Reddit announced on Tuesday that it’s updating its Robots Exclusion Protocol (robots.txt file), which tells automated web bots whether or not they are permitted to crawl a site.
Historically, robots.txt file was used to permit engines like google to scape a site after which direct people to the content. Nevertheless, with the rise of AI, web sites are being scraped and used to coach models without acknowledging the actual source of the content.
Together with the updated robots.txt file, Reddit will proceed rate-limiting and blocking unknown bots and crawlers from accessing its platform. The corporate told TechCrunch that bots and crawlers shall be rate-limited or blocked in the event that they don’t abide by Reddit’s Public Content Policy and don’t have an agreement with the platform.
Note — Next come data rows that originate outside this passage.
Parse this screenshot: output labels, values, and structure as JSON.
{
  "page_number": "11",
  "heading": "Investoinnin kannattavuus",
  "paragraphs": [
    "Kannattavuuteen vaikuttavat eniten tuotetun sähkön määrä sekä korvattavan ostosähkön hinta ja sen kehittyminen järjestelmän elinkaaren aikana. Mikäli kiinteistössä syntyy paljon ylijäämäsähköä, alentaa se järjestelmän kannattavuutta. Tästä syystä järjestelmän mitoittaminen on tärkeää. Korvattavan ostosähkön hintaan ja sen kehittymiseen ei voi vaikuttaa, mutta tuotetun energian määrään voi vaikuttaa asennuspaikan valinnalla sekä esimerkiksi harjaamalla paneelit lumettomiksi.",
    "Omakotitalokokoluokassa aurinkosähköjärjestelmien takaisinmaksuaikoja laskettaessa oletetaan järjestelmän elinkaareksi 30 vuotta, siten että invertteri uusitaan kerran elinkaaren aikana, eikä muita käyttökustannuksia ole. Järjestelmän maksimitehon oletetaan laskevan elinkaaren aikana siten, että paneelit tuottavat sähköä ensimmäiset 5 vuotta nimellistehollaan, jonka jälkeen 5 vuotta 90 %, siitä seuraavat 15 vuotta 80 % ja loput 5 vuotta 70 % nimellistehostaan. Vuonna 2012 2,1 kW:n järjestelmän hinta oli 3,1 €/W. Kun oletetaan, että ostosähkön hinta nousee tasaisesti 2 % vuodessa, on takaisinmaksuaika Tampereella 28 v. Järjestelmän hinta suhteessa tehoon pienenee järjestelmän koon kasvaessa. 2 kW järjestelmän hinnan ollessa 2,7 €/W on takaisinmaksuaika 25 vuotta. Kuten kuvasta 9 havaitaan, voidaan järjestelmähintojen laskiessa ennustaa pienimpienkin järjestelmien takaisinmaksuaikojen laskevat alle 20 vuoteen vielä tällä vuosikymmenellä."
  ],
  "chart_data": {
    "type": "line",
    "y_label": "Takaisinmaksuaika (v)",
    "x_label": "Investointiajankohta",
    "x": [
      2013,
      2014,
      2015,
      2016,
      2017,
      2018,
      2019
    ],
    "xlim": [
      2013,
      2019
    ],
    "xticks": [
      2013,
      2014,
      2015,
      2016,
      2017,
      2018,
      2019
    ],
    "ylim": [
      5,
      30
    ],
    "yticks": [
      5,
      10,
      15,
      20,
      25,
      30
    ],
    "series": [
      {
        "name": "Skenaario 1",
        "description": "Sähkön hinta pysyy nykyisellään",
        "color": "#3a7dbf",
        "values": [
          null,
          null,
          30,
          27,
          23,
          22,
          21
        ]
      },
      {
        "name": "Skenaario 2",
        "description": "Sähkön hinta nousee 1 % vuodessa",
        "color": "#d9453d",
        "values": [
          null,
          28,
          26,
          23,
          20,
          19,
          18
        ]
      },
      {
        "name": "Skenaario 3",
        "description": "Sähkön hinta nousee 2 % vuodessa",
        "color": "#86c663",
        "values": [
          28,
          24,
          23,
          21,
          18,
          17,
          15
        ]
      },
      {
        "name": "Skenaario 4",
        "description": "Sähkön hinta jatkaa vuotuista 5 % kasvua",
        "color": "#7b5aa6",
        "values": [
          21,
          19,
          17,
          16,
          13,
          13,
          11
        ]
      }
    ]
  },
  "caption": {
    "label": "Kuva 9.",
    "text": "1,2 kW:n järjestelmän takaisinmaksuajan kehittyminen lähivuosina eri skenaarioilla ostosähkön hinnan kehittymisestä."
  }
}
Reddit says the update shouldn’t affect nearly all of users or good faith actors, like researchers and organizations, resembling the Web Archive. As a substitute, the update is designed to discourage AI corporations from training their large language models on Reddit content. In fact, AI crawlers could ignore Reddit’s robots.txt file.
The announcement comes a couple of days after a Wired investigation found that AI-powered search startup Perplexity has been stealing and scraping content. Wired found that Perplexity seems to disregard requests to not scrape its website, regardless that it blocked the startup in its robots.txt file. Perplexity CEO Aravind Srinivas responded to the claims and said that the robots.txt file isn’t a legal framework.
Reddit’s upcoming changes won’t affect corporations that it has an agreement with. For example, Reddit has a $60 million cope with Google that permits the search giant to coach its AI models on the social platform’s content. With these changes, Reddit is signaling to other corporations that wish to use Reddit’s data for AI training that they’ll need to pay.
“Anyone accessing Reddit content must abide by our policies, including those in place to guard redditors,” Reddit said in its blog post. “We’re selective about who we work with and trust with large-scale access to Reddit content.”
The announcement doesn’t come as a surprise, as Reddit released a brand new policy a couple of weeks ago that was designed to guide how Reddit’s data is being accessed and utilized by industrial entities and other partners.